Heidi launches in the UAE, establishing Dubai as its headquarters for GCC expansion

Heidi, an AI clinical documentation and communications platform founded in Melbourne, has launched operations in the UAE and established its Middle East HQ in Dubai via a strategic partnership with women's health clinic Nabta as it expands across the GCC. The company has raised US$96.6 million and will host patient data in-country to meet UAE regulatory requirements.

Heidi, the AI Care Partner for clinicians, has launched operations in the United Arab Emirates and established its Middle East headquarters in Dubai as the company begins regional expansion across the Gulf Cooperation Council. The company said the UAE entry is anchored by a strategic partnership with Nabta, the country’s first dedicated women’s health clinic, and comes as the GCC digital-health AI market is forecast to grow from US$1.5 billion in 2025 to US$5.86 billion by 2032, a compound annual growth rate of about 21.5%.

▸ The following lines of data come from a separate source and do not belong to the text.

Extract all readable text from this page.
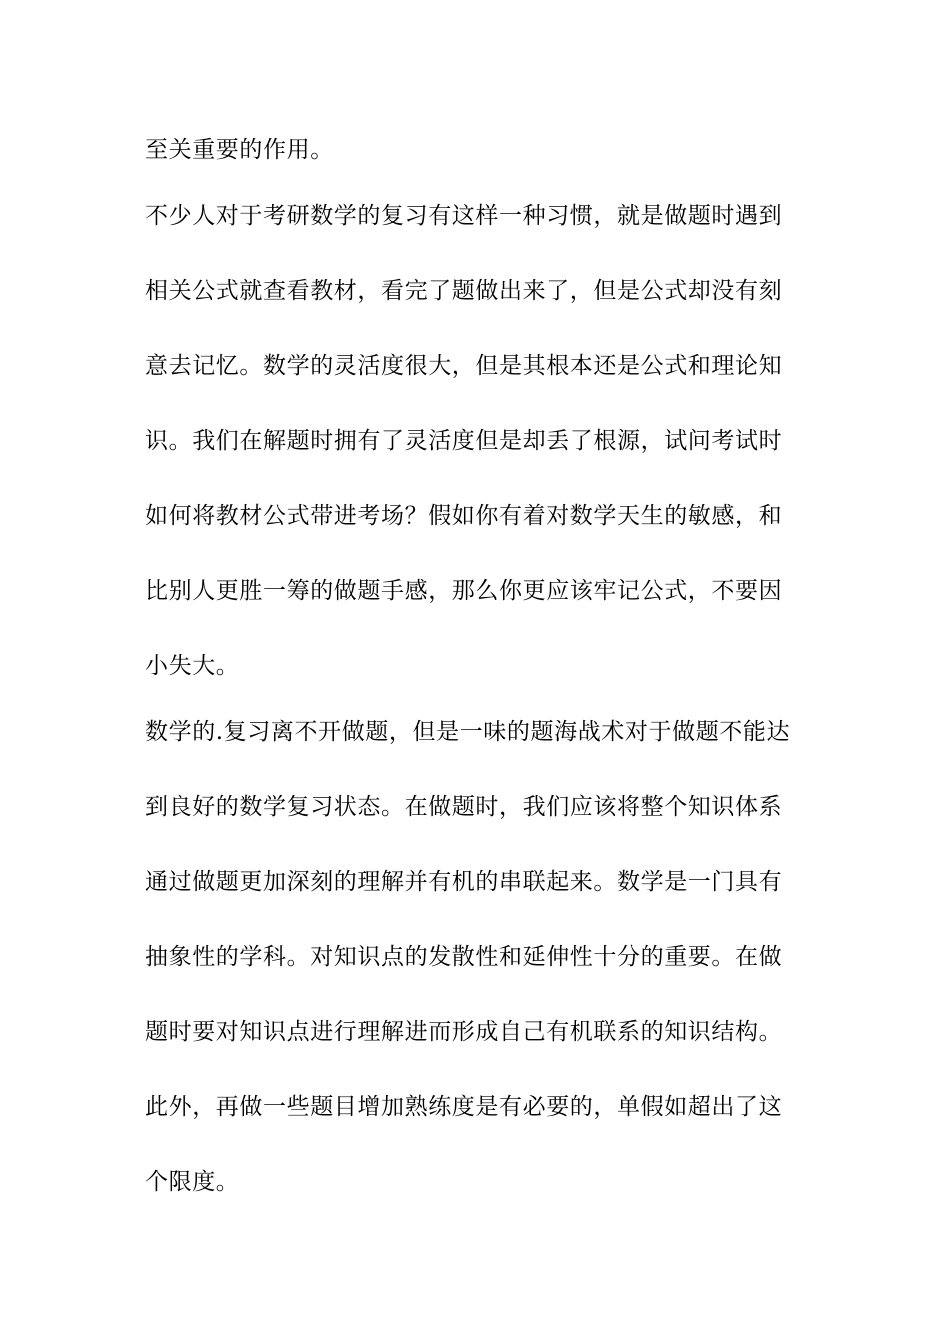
至关重要的作用。
不少人对于考研数学的复习有这样一种习惯，就是做题时遇到
相关公式就查看教材，看完了题做出来了，但是公式却没有刻
意去记忆。数学的灵活度很大，但是其根本还是公式和理论知
识。我们在解题时拥有了灵活度但是却丢了根源，试问考试时
如何将教材公式带进考场？假如你有着对数学天生的敏感，和
比别人更胜一筹的做题手感，那么你更应该牢记公式，不要因
小失大。
数学的.复习离不开做题，但是一味的题海战术对于做题不能达
到良好的数学复习状态。在做题时，我们应该将整个知识体系
通过做题更加深刻的理解并有机的串联起来。数学是一门具有
抽象性的学科。对知识点的发散性和延伸性十分的重要。在做
题时要对知识点进行理解进而形成自己有机联系的知识结构。
此外，再做一些题目增加熟练度是有必要的，单假如超出了这
个限度。
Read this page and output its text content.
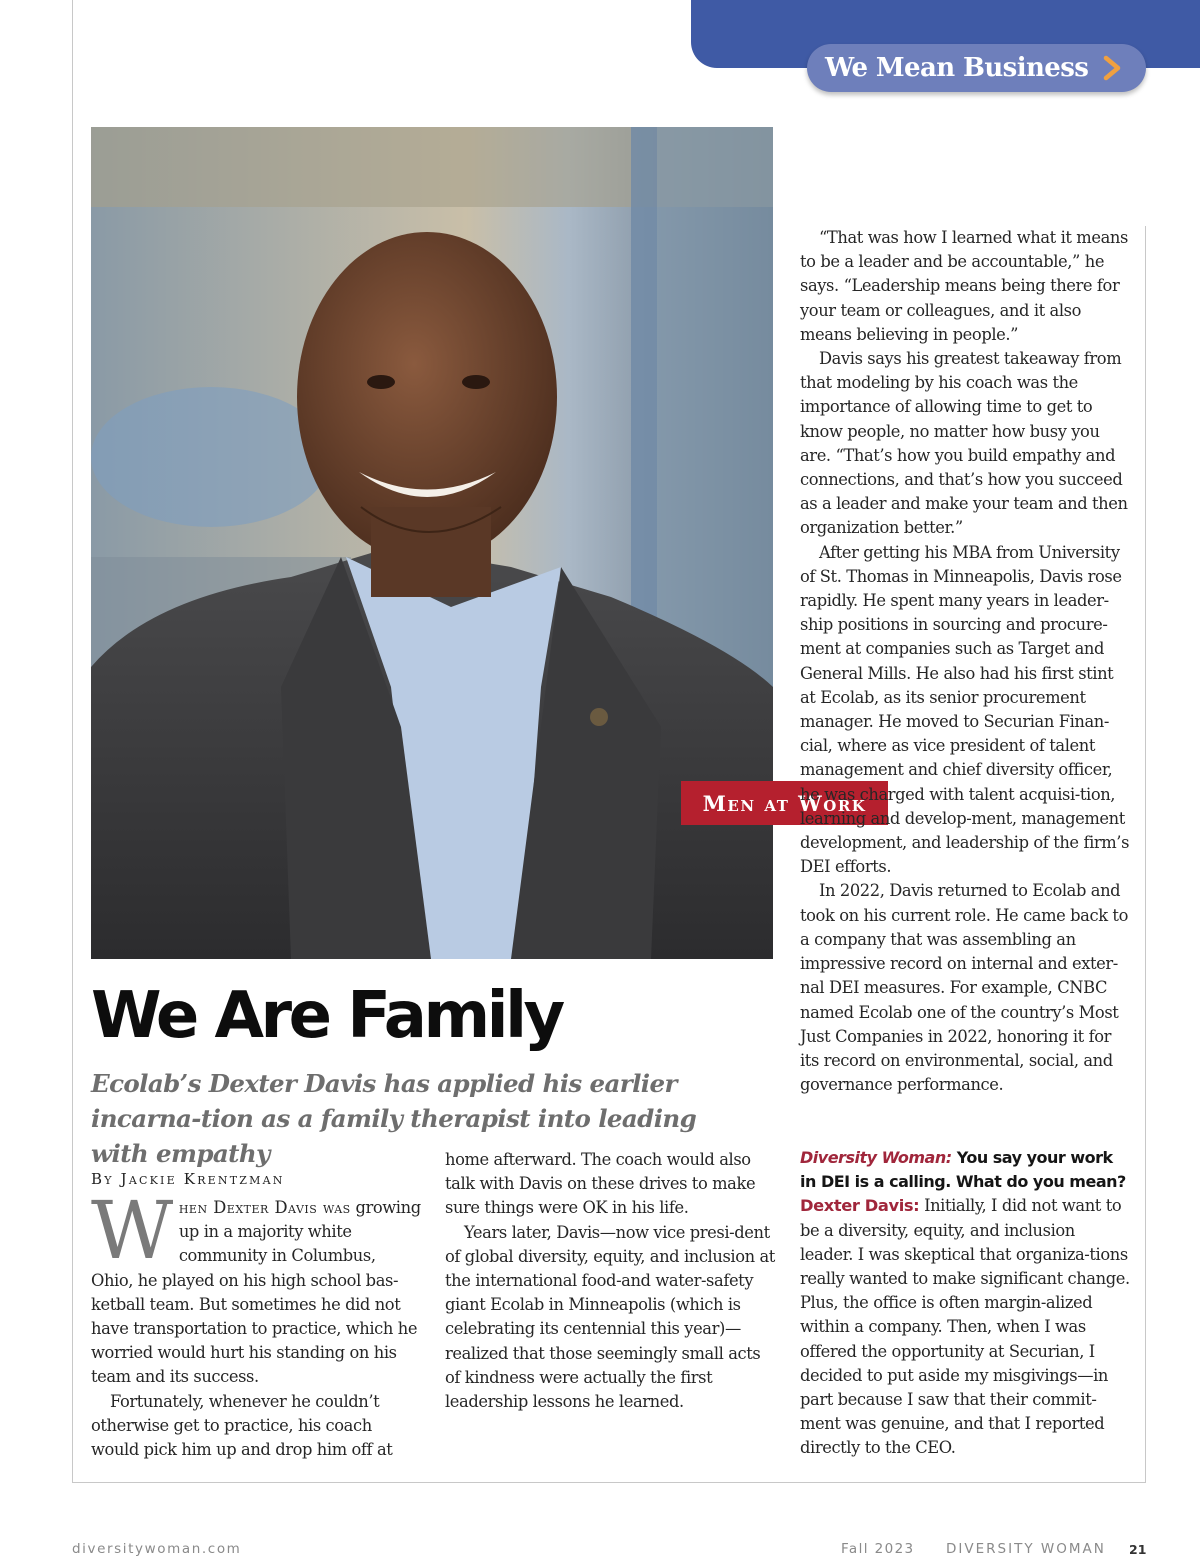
We Mean Business
Men at Work
We Are Family

Ecolab’s Dexter Davis has applied his earlier incarna-tion as a family therapist into leading with empathy

By Jackie Krentzman

When Dexter Davis was growing up in a majority white community in Columbus, Ohio, he played on his high school bas-ketball team. But sometimes he did not have transportation to practice, which he worried would hurt his standing on his team and its success.

Fortunately, whenever he couldn’t otherwise get to practice, his coach would pick him up and drop him off at

home afterward. The coach would also talk with Davis on these drives to make sure things were OK in his life.

Years later, Davis—now vice presi-dent of global diversity, equity, and inclusion at the international food-and water-safety giant Ecolab in Minneapolis (which is celebrating its centennial this year)—realized that those seemingly small acts of kindness were actually the first leadership lessons he learned.

“That was how I learned what it means to be a leader and be accountable,” he says. “Leadership means being there for your team or colleagues, and it also means believing in people.”

Davis says his greatest takeaway from that modeling by his coach was the importance of allowing time to get to know people, no matter how busy you are. “That’s how you build empathy and connections, and that’s how you succeed as a leader and make your team and then organization better.”

After getting his MBA from University of St. Thomas in Minneapolis, Davis rose rapidly. He spent many years in leader-ship positions in sourcing and procure-ment at companies such as Target and General Mills. He also had his first stint at Ecolab, as its senior procurement manager. He moved to Securian Finan-cial, where as vice president of talent management and chief diversity officer, he was charged with talent acquisi-tion, learning and develop-ment, management development, and leadership of the firm’s DEI efforts.

In 2022, Davis returned to Ecolab and took on his current role. He came back to a company that was assembling an impressive record on internal and exter-nal DEI measures. For example, CNBC named Ecolab one of the country’s Most Just Companies in 2022, honoring it for its record on environmental, social, and governance performance.

Diversity Woman: You say your work in DEI is a calling. What do you mean?

Dexter Davis: Initially, I did not want to be a diversity, equity, and inclusion leader. I was skeptical that organiza-tions really wanted to make significant change. Plus, the office is often margin-alized within a company. Then, when I was offered the opportunity at Securian, I decided to put aside my misgivings—in part because I saw that their commit-ment was genuine, and that I reported directly to the CEO.

diversitywoman.com	Fall 2023 DIVERSITY WOMAN 21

"The UAE has built one of the most ambitious healthcare systems in the world, but like much of the region its workforce is stretched and burned out due to the demands of documentation, diluting its focus on patient care," said Waleed Mussa, Co-Founder & CFO of Heidi. "That makes every hour a clinician loses to paperwork more costly. Heidi gives those hours back. AI is a national priority for the UAE, with a clear goal of becoming a global AI leader by 2031, and healthcare is where that vision should be felt first. We are committing to the UAE for the long term because we believe in where this region is heading, and because the markets under the most pressure are where our mission matters most."

Heidi has already seen clinician-led uptake in the UAE prior to a formal go-live, supporting roughly 80,000 consultations in the past five months. Under its partnership with Nabta, clinicians have recorded 837 sessions and generated more than 1,000 notes and documents in that same period, while monthly transcription volume rose 2.6 times between January and May. The company appointed Imad Yassin as Regional General Manager for its UAE operations and said a local team is growing rapidly to serve the GCC.

Product capabilities and local compliance

  • Heidi automates clinical documentation and administrative tasks with an AI scribe, and supports more than 120 languages including Arabic and regional dialects.
  • Heidi Evidence delivers current, referenced clinical guidance at the point of care; Heidi Remote is optimised for low-connectivity and noisy environments; Heidi Comms coordinates patient communications across care teams.
  • Patient data will be hosted in-country in the UAE to meet local regulatory and data sovereignty requirements.
  • The company highlights international standards and certifications including NHS, HIPAA, GDPR, Australian Privacy Principles, POPIA, SOC2 and ISO27001.

"At Nabta we set out to deliver care that is both culturally grounded and technologically modern, and Heidi fits that exactly," said Sophie Smith, CEO of Nabta. "Our clinicians adopted it into daily practice quickly, and it has held up across general practice, dietetics, obstetrics and acute care. It understands our patients, including the way they speak, and it gives our team back time to spend with them. Partnering with Heidi lets us show what considered technology can do for women's health in this region."

Heidi, founded in Melbourne, said it supports more than 2.5 million consults each week across 110 languages in 190 countries and has raised US$96.6 million from investors including Point72 Private Investments, Blackbird, Headline, Latitude (Phoenix Court’s growth fund), Possible Ventures and Archangel. As part of the UAE launch the company is offering free access to its platform for small clinics and independent clinicians across sectors, positioning the tool for high-burden practices with limited support.

From its Dubai base, Heidi plans to extend across the GCC and the broader Pan-Arab region, positioning its documentation, evidence and communications tools as core clinical infrastructure aimed at reducing clinician administrative load and supporting capacity as regional health systems expand.